We Don't Forget
Montreal's 'Bridge Murders' killer denied parole
Canwest News Service
Published: Friday, December 26, 2008
MONTREAL -- A man who helped throw two 16-year-olds to their death from a Montreal bridge almost 30 years ago has again been denied parole.
Gilles Pimpare and an accomplice, Normand Guerin, attacked the two teenagers, Chantal Dupont and Maurice Marcil, as they were on the bridge heading home from a day at La Ronde, an amusement park, on July 4, 1979.
Dupont was raped and Marcil was strangled before they were hurled 60 metres off the bridge into the St. Lawrence River.
Pimpare and Guerin were convicted of first-degree murder in the deaths and sentenced to life in prison.
Now 54, Pimpare again sought parole -- an application which was unanimously rejected by the National Parole Board earlier this month.
A previous application made in 2005 was also rejected.
In its decision, the board noted that Pimpare's criminal career began in 1972, and that while on the street he had attacked nine people between the ages of 16 and 65.
It also cited psychiatric reports saying that, despite 25 years of treatment for deep-rooted anger and troubling sexual problems, Pimpare still represents "an elevated risk" to society.
"Your criminal behaviour was precocious, persistent, pervasive and (sexually) polymorphous, and you still have not come to grips with your cycle of violent behaviour," the board ruled.
The decision also reported that, in 2002, correctional officials found more than 1,500 pornographic photographs on Pimpare's personal computer, including one chilling image of a nude girl posed in front of the Jacques Cartier Bridge.
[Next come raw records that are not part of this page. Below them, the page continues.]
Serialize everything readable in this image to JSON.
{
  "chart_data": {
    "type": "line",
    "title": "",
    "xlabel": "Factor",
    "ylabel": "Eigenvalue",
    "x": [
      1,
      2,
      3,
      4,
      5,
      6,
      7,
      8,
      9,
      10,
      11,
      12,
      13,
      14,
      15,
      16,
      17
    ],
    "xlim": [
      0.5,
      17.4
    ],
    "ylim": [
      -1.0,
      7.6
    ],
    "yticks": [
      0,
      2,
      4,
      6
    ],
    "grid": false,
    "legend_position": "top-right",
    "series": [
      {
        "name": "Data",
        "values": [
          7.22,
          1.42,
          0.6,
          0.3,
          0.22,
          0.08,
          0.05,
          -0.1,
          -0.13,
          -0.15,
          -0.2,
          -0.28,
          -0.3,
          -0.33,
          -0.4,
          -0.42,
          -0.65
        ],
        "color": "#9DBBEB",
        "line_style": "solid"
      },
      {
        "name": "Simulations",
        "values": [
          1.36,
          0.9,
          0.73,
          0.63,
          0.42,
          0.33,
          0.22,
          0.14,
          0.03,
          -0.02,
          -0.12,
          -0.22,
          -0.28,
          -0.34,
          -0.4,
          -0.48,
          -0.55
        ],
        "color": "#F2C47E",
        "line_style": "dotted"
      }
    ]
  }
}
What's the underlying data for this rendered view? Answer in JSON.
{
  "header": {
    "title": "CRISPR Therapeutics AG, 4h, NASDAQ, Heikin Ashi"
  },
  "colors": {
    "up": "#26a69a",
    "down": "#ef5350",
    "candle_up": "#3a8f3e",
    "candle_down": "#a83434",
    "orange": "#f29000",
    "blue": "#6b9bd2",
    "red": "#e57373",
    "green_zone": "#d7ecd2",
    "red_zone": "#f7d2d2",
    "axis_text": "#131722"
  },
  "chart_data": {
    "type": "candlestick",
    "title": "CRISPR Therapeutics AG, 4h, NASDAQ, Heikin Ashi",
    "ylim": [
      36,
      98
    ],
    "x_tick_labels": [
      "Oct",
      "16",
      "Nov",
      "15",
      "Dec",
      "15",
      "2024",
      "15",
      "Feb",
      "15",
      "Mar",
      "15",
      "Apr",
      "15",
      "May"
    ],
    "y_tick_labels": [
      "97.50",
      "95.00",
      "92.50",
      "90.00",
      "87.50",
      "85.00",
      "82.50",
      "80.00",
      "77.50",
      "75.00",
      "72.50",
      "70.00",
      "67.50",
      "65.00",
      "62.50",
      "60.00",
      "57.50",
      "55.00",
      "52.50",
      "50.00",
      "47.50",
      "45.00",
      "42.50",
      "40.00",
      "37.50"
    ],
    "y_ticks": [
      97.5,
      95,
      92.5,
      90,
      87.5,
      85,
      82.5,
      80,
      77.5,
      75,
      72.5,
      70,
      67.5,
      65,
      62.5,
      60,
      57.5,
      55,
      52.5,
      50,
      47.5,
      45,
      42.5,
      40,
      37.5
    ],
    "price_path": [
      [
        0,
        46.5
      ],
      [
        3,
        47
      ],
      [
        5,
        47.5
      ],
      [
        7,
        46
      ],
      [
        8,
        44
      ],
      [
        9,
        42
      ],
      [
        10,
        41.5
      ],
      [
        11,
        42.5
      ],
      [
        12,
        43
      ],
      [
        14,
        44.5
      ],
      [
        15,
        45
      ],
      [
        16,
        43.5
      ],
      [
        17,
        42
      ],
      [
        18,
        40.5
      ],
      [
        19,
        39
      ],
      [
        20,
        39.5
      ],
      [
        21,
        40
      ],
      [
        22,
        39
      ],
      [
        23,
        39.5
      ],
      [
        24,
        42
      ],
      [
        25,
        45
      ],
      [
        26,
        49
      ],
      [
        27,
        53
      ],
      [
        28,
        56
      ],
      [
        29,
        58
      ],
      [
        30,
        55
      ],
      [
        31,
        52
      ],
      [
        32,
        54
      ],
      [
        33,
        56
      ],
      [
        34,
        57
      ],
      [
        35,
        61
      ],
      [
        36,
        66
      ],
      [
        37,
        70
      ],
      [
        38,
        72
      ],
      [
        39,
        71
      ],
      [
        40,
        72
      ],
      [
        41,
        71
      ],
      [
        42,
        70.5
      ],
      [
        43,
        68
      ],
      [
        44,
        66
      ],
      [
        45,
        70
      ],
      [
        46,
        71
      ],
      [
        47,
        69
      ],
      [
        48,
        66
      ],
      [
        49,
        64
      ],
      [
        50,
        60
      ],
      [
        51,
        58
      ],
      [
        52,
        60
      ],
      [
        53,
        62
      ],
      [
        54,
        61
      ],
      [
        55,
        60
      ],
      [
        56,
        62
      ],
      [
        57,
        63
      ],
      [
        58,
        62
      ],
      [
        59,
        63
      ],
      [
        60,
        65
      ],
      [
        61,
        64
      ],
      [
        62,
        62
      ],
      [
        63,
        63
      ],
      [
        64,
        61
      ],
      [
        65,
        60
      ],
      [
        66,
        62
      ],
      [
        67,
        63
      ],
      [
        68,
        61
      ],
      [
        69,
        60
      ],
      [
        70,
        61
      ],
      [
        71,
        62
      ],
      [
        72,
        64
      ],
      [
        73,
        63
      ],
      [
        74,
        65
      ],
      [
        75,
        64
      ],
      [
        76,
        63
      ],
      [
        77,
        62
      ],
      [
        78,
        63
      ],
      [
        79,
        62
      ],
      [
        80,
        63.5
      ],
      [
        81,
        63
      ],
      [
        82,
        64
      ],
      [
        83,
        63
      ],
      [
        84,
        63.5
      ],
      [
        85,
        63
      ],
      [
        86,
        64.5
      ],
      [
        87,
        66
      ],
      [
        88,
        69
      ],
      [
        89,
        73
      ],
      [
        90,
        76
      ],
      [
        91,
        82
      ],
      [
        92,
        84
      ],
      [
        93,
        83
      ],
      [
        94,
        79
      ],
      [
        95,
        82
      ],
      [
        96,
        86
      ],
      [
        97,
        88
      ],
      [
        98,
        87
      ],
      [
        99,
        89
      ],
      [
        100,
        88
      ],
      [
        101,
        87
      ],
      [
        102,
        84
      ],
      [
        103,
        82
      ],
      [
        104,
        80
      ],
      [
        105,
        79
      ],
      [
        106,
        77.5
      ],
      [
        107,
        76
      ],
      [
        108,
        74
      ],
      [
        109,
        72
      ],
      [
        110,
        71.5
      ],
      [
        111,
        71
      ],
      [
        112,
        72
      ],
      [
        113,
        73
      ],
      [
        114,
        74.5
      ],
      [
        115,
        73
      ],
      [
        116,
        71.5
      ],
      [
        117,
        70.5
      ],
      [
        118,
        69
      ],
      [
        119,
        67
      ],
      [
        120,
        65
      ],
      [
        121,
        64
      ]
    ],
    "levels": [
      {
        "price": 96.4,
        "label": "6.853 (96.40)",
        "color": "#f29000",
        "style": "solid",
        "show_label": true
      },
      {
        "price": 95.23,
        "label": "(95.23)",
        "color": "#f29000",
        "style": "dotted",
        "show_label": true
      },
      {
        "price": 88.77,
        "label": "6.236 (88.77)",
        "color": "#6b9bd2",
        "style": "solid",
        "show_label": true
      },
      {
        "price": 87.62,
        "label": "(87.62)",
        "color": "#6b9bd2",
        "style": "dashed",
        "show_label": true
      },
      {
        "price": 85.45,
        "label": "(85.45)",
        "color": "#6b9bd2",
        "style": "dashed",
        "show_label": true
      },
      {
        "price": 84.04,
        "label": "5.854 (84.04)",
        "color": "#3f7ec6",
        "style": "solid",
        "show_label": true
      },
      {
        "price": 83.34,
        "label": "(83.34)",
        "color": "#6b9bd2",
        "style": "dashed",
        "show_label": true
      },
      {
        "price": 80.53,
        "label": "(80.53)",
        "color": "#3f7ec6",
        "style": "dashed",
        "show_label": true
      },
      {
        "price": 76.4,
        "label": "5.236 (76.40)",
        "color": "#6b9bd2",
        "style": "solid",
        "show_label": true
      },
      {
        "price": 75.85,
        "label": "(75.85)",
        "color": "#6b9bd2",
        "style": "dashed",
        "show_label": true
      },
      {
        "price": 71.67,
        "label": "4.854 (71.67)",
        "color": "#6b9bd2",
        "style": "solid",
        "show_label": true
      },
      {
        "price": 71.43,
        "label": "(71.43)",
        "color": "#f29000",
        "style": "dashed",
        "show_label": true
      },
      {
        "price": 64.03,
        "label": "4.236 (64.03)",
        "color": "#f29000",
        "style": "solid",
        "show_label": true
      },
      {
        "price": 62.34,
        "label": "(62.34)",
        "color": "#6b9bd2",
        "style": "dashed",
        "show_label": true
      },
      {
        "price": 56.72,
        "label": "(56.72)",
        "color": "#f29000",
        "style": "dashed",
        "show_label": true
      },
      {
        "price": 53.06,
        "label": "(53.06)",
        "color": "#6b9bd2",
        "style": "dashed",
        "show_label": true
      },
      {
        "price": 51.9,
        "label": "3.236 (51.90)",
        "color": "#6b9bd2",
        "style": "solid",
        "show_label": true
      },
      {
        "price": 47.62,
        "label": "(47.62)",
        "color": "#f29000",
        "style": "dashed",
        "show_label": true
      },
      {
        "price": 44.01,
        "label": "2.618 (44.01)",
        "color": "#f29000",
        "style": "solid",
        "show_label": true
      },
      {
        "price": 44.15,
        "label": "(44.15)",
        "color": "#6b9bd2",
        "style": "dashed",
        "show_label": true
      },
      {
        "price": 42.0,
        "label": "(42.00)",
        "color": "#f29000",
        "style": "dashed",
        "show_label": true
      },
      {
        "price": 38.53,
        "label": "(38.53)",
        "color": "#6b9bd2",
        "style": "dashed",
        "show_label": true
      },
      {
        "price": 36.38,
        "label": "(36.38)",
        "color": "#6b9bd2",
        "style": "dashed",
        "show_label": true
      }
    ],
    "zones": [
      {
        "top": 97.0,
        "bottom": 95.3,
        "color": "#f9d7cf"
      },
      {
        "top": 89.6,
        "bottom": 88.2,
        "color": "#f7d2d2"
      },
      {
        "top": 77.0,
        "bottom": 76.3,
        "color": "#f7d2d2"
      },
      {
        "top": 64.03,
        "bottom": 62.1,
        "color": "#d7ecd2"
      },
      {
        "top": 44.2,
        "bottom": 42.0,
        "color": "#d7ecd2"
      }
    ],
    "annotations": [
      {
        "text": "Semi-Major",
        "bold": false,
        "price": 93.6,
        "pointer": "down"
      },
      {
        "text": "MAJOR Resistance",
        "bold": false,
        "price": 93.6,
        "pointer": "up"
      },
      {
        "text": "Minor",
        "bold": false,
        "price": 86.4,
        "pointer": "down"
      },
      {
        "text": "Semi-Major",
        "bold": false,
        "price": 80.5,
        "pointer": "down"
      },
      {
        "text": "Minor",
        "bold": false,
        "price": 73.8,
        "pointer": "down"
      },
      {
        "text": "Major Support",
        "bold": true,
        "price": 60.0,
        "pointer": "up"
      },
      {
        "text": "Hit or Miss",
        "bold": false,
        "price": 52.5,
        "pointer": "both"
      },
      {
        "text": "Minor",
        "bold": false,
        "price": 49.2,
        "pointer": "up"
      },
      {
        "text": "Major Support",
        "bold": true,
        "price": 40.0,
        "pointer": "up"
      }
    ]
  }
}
"You claim you were high on acid and no longer remember the events," the Parole Board states in a written judgment.
"Now you are telling us that you didn't strangle the young man, even if you put a rope around his neck. You want us to believe that his fall from the bridge was accidental."
Guerin applied for parole in 2004, but withdrew his application. He also remains in prison.